Hearings ahead. The Senate
Banking, Housing and Urban Affairs Committee, possibly alongside several
other committees, are expected to begin hearings over the next couple
of months to monitor the application of this bill, to look at how the
economy reached the breaking point and to examine the architecture of
financial regulation, Banking Chairman Chris Dodd (D-Conn.) said.
congressional contacts are skittish about giving a House vote prediction
after Monday's stunning House rejection of the rescue package. However,
a growing number of other observers suggest both Democratic and Republican
and Bush administration officials are "whipping" the revised
package considerably more than Monday's failed attempt at passage.

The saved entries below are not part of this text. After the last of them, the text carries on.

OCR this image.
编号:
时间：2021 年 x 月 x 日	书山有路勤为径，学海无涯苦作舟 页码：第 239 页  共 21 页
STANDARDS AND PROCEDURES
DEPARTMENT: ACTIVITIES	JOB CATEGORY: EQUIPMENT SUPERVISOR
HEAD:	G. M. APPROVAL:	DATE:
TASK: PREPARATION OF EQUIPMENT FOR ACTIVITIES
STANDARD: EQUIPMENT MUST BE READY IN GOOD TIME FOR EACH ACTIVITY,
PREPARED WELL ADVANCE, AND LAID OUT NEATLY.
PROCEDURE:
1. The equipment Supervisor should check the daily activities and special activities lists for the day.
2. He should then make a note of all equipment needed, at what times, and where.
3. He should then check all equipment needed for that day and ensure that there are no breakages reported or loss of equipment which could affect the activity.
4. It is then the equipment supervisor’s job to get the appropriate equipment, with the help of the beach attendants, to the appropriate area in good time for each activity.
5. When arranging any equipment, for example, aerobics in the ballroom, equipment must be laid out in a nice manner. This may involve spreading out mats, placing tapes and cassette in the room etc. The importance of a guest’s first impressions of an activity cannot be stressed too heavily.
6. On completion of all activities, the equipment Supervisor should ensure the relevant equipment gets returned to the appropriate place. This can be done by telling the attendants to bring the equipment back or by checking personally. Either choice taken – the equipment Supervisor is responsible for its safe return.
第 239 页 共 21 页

Bottom line: Some way, some how the rescue package
will be approved by the House -- most likely in its coming vote.
Meanwhile, Senate Majority Leader Harry Reid (D-Nev.) said on
Wednesday evening that the Senate will return for a post-election, lame-duck
session in mid-November to pass land bills. Reid said the Senate
would be in session for "several days" the week of Nov. 17 when
it returns for organizational meetings for the new, 111th Congress. "The
one thing we are going to move to is a lands package," he said. While
providing no details on what bills would be impacted, Reid said Senate
Energy and Natural Resources Chairman Jeff Bingaman (D-N.M.) and Sen.
Ken Salazar (D-Colo.) would be putting the package together.
House Democratic leaders have not announced their post-election
agenda, but if they follow the Senate's action for a lame-duck
session, there is still a chance that some lingering Free Trade Agreements
(especially those with Panama and Colombia) could be considered.